I'm a little frustrated today. I can't exactly explain why: it might be the lack of fresh oxygen, the onset of cabin fever, or just that I'm a little bored. We can't afford to be bored though; there are still long weeks ahead of this.
I went for a longer walk today. I haven't been further than a mile from my house in the last two weeks, which is quaintly old-fashioned, so I walked a little further this afternoon. The streets were empty, the sky clear and golden. No cars, some pedestrians and joggers swerving outlandishly to remain two metres apart. It's still quite surreal.

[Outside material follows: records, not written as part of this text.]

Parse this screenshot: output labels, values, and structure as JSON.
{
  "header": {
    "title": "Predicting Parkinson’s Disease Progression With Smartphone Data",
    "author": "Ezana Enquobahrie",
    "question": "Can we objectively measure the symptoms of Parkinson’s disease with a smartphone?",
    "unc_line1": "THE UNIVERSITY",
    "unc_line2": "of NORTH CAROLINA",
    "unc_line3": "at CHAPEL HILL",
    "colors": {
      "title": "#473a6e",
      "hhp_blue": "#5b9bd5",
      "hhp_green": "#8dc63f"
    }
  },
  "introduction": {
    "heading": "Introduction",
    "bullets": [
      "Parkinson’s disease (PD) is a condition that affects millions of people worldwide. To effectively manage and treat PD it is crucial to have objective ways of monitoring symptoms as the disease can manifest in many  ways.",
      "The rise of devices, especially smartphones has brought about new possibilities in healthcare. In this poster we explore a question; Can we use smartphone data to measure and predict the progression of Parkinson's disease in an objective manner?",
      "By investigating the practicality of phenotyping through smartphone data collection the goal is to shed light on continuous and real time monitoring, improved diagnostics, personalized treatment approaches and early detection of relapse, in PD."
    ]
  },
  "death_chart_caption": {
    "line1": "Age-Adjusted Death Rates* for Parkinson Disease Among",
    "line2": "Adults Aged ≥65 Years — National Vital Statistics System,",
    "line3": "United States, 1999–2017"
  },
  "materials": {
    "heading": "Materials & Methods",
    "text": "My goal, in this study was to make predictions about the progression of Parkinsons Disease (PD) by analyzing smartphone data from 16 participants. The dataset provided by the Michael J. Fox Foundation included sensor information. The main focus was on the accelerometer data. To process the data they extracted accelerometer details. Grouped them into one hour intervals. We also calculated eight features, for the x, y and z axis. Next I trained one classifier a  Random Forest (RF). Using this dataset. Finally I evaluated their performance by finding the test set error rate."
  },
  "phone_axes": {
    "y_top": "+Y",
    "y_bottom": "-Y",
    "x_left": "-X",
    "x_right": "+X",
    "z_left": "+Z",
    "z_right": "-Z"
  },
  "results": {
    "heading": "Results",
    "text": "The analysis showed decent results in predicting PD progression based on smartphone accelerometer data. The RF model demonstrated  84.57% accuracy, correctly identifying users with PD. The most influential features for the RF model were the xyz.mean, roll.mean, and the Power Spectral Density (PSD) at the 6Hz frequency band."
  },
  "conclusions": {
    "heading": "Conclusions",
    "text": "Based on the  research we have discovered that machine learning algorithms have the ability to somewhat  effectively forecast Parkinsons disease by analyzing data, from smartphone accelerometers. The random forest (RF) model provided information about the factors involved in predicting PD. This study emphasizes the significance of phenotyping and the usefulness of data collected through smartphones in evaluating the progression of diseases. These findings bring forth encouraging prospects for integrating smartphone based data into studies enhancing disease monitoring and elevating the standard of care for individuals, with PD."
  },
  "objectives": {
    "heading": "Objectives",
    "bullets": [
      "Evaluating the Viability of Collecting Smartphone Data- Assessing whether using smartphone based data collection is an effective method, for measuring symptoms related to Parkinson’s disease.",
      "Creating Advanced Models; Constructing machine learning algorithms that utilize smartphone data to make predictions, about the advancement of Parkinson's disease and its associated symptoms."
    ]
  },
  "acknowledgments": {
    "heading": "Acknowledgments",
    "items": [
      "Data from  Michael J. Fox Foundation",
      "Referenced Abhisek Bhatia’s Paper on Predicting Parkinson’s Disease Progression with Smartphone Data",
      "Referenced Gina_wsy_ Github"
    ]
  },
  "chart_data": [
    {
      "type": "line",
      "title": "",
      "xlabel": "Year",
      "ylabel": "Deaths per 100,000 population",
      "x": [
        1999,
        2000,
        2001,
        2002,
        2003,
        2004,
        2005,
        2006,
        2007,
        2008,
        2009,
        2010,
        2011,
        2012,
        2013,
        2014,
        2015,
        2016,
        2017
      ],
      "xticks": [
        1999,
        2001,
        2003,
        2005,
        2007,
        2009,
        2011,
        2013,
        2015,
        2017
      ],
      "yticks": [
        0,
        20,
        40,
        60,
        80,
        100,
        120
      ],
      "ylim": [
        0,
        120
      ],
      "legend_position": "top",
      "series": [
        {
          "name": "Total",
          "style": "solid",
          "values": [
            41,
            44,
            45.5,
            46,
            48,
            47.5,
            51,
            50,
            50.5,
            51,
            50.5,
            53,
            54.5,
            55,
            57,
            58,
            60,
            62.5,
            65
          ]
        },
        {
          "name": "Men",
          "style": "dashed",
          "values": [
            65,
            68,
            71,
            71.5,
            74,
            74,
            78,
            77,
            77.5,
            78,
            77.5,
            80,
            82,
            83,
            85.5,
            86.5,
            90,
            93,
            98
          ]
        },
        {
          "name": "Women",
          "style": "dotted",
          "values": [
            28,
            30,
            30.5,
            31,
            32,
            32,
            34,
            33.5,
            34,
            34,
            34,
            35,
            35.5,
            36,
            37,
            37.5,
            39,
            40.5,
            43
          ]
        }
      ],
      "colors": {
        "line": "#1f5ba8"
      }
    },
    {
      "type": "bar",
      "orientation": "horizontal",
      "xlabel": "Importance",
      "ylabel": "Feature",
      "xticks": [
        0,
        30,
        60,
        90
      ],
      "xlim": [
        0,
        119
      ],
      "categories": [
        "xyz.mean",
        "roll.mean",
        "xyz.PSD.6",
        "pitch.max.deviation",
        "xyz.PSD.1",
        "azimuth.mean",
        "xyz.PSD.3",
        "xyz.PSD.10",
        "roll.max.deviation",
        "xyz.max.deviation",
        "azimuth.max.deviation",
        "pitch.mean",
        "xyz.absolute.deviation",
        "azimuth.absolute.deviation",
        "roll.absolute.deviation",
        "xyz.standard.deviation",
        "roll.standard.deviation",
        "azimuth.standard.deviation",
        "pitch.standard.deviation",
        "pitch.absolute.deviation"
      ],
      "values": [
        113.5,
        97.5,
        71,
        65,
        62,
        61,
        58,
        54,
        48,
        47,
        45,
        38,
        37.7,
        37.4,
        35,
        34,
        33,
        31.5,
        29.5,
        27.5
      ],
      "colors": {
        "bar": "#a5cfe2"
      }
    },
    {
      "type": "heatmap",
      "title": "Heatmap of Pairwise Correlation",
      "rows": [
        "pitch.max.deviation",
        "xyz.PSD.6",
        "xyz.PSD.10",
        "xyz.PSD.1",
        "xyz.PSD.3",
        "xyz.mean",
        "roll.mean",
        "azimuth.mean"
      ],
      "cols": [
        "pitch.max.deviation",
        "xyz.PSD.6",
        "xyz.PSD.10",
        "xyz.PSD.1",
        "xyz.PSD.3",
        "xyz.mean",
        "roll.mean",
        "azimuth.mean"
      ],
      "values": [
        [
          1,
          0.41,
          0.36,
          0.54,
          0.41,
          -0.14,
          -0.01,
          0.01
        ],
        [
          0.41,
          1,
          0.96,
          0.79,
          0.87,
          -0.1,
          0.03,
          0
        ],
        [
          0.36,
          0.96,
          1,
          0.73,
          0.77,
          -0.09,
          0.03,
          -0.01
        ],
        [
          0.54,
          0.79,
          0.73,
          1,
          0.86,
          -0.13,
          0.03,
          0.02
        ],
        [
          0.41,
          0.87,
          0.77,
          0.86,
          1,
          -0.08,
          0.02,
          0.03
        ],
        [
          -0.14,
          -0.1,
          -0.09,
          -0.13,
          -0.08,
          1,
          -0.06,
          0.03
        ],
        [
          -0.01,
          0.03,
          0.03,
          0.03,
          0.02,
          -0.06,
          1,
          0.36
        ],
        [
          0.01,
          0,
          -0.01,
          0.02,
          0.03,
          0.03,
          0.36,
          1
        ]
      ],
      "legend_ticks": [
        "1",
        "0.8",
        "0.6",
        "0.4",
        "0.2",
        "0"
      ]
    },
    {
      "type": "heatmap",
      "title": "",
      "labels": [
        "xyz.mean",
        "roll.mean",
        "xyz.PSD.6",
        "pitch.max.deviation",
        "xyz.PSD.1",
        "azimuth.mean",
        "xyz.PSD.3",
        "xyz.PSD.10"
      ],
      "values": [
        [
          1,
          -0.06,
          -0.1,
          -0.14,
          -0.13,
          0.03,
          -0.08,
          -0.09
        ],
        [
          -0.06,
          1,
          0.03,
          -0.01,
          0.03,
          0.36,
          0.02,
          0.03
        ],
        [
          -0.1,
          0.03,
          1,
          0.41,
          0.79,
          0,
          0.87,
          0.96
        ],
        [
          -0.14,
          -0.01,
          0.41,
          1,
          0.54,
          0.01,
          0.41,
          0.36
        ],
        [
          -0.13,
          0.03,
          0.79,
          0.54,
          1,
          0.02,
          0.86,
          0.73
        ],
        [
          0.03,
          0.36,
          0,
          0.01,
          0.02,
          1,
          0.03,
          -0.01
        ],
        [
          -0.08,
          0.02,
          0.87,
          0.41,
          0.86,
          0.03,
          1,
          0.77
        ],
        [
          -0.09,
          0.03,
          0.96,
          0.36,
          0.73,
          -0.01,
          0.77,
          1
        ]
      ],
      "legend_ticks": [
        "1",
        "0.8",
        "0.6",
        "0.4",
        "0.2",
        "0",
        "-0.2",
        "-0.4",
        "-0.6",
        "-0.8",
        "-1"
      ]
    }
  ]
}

My thoughts have been more fixed today as to what happens WATIO (When All This Is Over). I've been thinking it for a while actually, but I guess we're all starting to think like this. Quite when WATIO will be, none of us are sure. The government today announced that life might not be fully back to normal for six months - a number that I found astounding, but also understandable. We flatten the curve; the curve gets longer. It was always going to be the choice of the powers that be, whether they'd prefer more people to die quickly so we can get this over faster, or protect more of us from dying by dragging it out for a lot longer. I'm glad our country has chosen compassion over economics, even if 'back to normal' might not be a thing that's possible.

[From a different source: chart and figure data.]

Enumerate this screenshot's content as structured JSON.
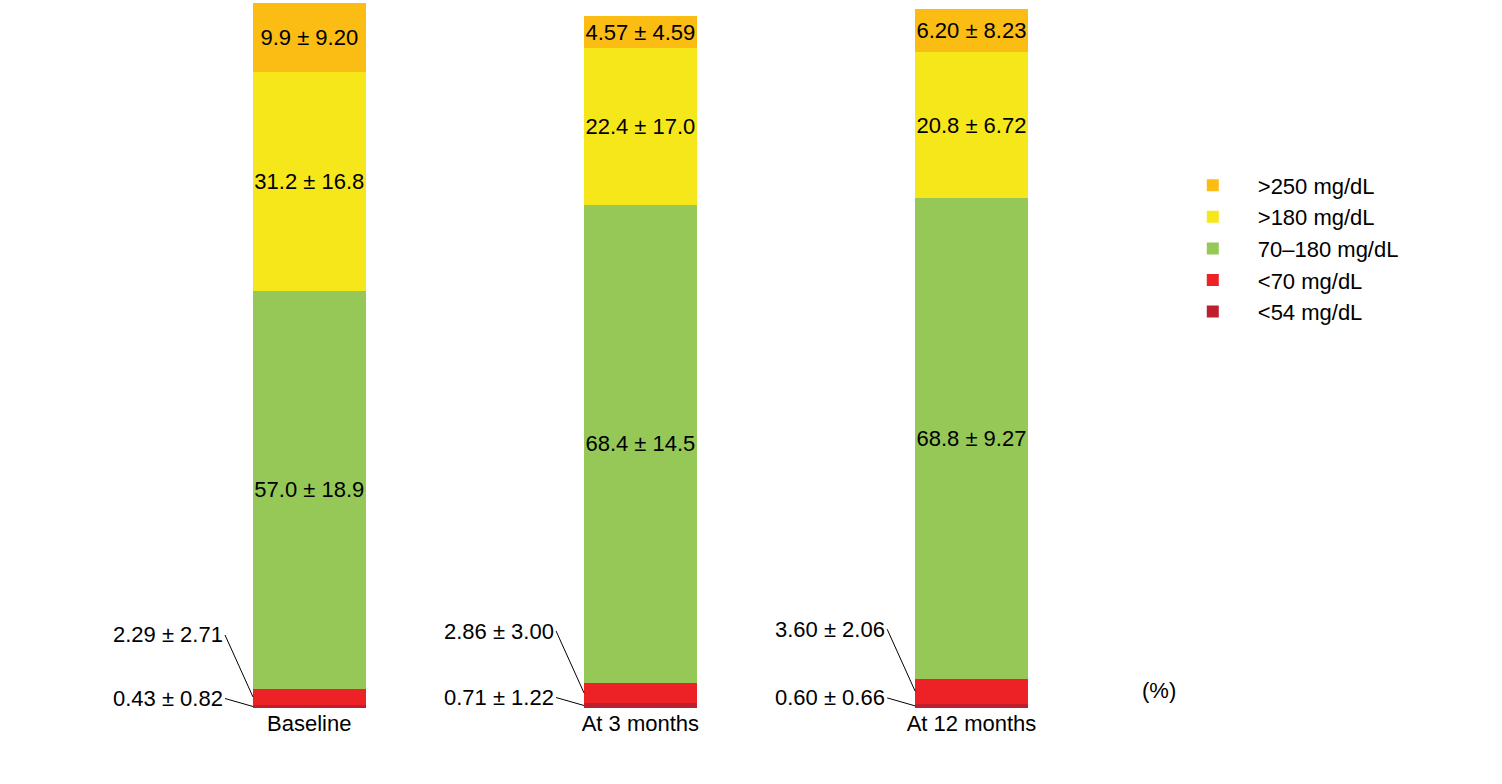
{
  "chart_data": {
    "type": "bar",
    "stacked": true,
    "data_labels": true,
    "tick_labels": "x",
    "grid": false,
    "legend": "right",
    "categories": [
      "Baseline",
      "At 3 months",
      "At 12 months"
    ],
    "ylim": [
      0,
      101
    ],
    "yticks": [],
    "annotations": [
      "(%)"
    ],
    "series": [
      {
        "name": "<54 mg/dL",
        "color": "#be1e2d",
        "values": [
          0.43,
          0.71,
          0.6
        ],
        "sd": [
          0.82,
          1.22,
          0.66
        ],
        "value_labels": [
          "0.43 ± 0.82",
          "0.71 ± 1.22",
          "0.60 ± 0.66"
        ]
      },
      {
        "name": "<70 mg/dL",
        "color": "#ec2227",
        "values": [
          2.29,
          2.86,
          3.6
        ],
        "sd": [
          2.71,
          3.0,
          2.06
        ],
        "value_labels": [
          "2.29 ± 2.71",
          "2.86 ± 3.00",
          "3.60 ± 2.06"
        ]
      },
      {
        "name": "70–180 mg/dL",
        "color": "#95c856",
        "values": [
          57.0,
          68.4,
          68.8
        ],
        "sd": [
          18.9,
          14.5,
          9.27
        ],
        "value_labels": [
          "57.0 ± 18.9",
          "68.4 ± 14.5",
          "68.8 ± 9.27"
        ]
      },
      {
        "name": ">180 mg/dL",
        "color": "#f6e71b",
        "values": [
          31.2,
          22.4,
          20.8
        ],
        "sd": [
          16.8,
          17.0,
          6.72
        ],
        "value_labels": [
          "31.2 ± 16.8",
          "22.4 ± 17.0",
          "20.8 ± 6.72"
        ]
      },
      {
        "name": ">250 mg/dL",
        "color": "#fbbc14",
        "values": [
          9.9,
          4.57,
          6.2
        ],
        "sd": [
          9.2,
          4.59,
          8.23
        ],
        "value_labels": [
          "9.9 ± 9.20",
          "4.57 ± 4.59",
          "6.20 ± 8.23"
        ]
      }
    ]
  }
}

And that's where I'm landing today. There is no normal to go back to.
I know we like the comfort of thinking about how life was, but what if we're really leaping into the air above the chasm, sure to land somewhere, on the other side, but somewhere very different? That's how I see it for me, anyway. How we do work, family, church, friendships - all of this is changing in real-time in front of our eyes. It's a real moment of transition, and I'm not sure it's as temporary as a lot of people are thinking.
In 1783, Laki (an Icelandic volcano fissure) erupted and threw clouds of ash over most of the Northern Hemisphere. The so-called Laki Haze is a little blip in the historical records - just one summer, dubbed the Summer That Never Was. The sun went red, the air was thick with poisonous sulphour dioxide, and thousands of outdoor workers died.

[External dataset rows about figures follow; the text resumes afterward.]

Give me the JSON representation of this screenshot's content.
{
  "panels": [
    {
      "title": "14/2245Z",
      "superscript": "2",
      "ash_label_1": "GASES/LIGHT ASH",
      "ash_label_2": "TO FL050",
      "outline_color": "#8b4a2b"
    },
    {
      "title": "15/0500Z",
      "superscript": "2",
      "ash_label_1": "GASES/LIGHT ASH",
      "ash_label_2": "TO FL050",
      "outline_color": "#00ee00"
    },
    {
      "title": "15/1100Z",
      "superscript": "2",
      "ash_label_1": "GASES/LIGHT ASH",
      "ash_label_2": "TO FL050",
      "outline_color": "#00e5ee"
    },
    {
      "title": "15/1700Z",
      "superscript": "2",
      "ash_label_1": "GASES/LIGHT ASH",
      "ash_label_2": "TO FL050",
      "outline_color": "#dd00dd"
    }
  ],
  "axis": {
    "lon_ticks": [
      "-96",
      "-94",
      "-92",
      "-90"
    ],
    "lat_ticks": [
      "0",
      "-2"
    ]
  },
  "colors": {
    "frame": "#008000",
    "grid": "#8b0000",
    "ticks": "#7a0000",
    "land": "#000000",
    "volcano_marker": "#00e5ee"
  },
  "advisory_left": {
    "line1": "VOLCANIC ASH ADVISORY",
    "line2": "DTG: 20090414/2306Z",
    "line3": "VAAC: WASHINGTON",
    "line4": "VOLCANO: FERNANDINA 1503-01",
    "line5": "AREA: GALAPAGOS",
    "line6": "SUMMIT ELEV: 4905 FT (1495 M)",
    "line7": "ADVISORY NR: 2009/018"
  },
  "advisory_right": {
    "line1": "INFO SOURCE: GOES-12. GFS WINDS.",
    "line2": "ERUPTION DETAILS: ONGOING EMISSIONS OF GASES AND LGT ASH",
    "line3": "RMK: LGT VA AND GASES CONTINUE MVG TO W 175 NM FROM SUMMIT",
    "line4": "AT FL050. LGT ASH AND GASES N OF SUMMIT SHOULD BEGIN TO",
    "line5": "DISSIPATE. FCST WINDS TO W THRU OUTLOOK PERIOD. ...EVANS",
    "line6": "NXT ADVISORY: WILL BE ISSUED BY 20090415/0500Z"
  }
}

Due to the extreme weather of that year: the winter that followed and then the climate change of several summers, France particularly, experienced droughts and failed harvests, leading to a national famine, which became an enormous factor in precipitating the French Revolution of 1789. Meanwhile, in Britain, 23,000 people had died from their mostly agricultural work, not to mention livestock and failed crops. The Laki Haze was a factor in speeding up the process of the Industrial Revolution in our country.
It was a blip. But it rippled - and its effects still ripple, right into the present. And I wonder whether future historians will look back at the summer of 2020 in the same way.
I guess that's why I'm feeling frustrated. Change is already here, and I don't particularly like the uncertainty of where I'm going to land. There's no surety I'll have a job WATIO. I think it'll be okay, but I sense the worry at sales-slowdowns hinted in emails. There's no certainty that I'll have a ministry to go back to either - and if I do, I already feel as though we'll be doing it very differently.
But. We're only at the beginning of Week 3. There's a way to go yet, and I also believe that difficulty creates opportunity. It is hugely likely that people with big ideas will have time to shine - and that's so exciting. All it takes is a little bit of proactivity and an amazing idea, and you can change the world, I reckon. It is the entrepreneur's age.
Gilbert White was an eighteenth century naturalist who started recording the weather as a result of the Laki Haze - in a way he's one of the first technical communicators, a forerunner of all of us who write about things in plain English. As a technical author, I owe at least a little bit of my job to the Summer That Never Was inspiring him to do something unthought of. And that might be what we all have to learn how to do - adapt and move into the new season, ready for the adventure of doing things differently.